Real Time Anomaly Detection in Network Traffic: A Comparative Analysis of Machine Learning Algorithms

Abstract

In the constantly changing field of cybersecurity, real-time intrusion detection using machine learning algorithms has become crucial for protecting network infrastructures. This paper presents a comprehensive literature survey focusing on the comparative study of diverse machine learning algorithms employed for anomaly detection in network traffic. The objective is to critically evaluate the effectiveness of various algorithms in identifying and mitigating threats in real-time scenarios. The study delves into the nuances of prominent machine learning models, including Decision Trees, Random Forests, Support Vector Machines, Neural Networks, and ensemble methods, as they apply to the domain of anomaly detection. Each algorithm is scrutinized based on its ability to adapt to dynamic network behaviors, handle imbalanced datasets, and provide accurate real-time threat assessments. Throughout the survey, key research contributions are analyzed, encompassing methodologies, datasets, and performance metrics. Comparative insights are provided to emphasize the strengths and weaknesses of each algorithm, elucidating their appropriateness for real-time intrusion detection in network traffic.

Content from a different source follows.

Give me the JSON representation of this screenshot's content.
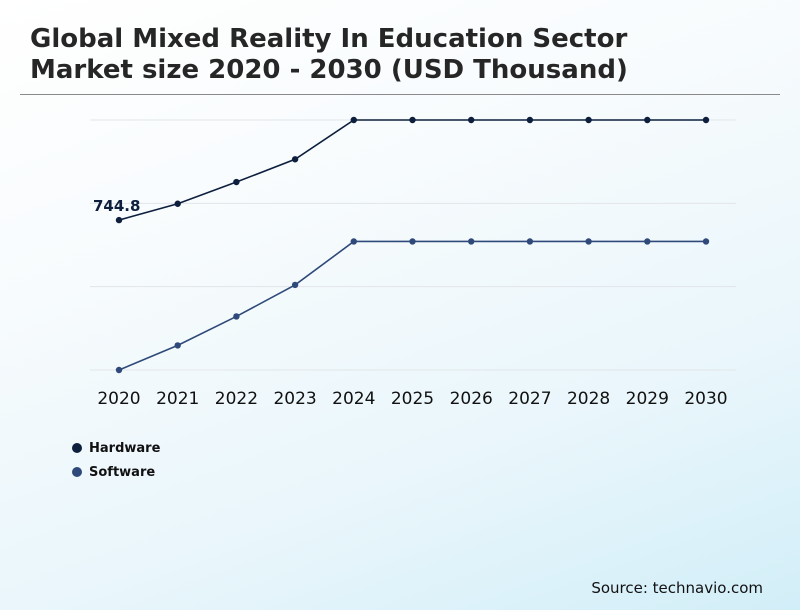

Notably, the examination extends beyond traditional approaches, exploring recent advancements such as deep learning and ensemble techniques. The findings from this comparative study aim to provide practitioners and researchers with valuable insights into selecting the most suitable machine learning algorithm for real-time anomaly detection in the context of network security. By understanding the comparative performance of these algorithms, organizations can make informed decisions to enhance their cybersecurity posture and fortify their defenses against emerging threats.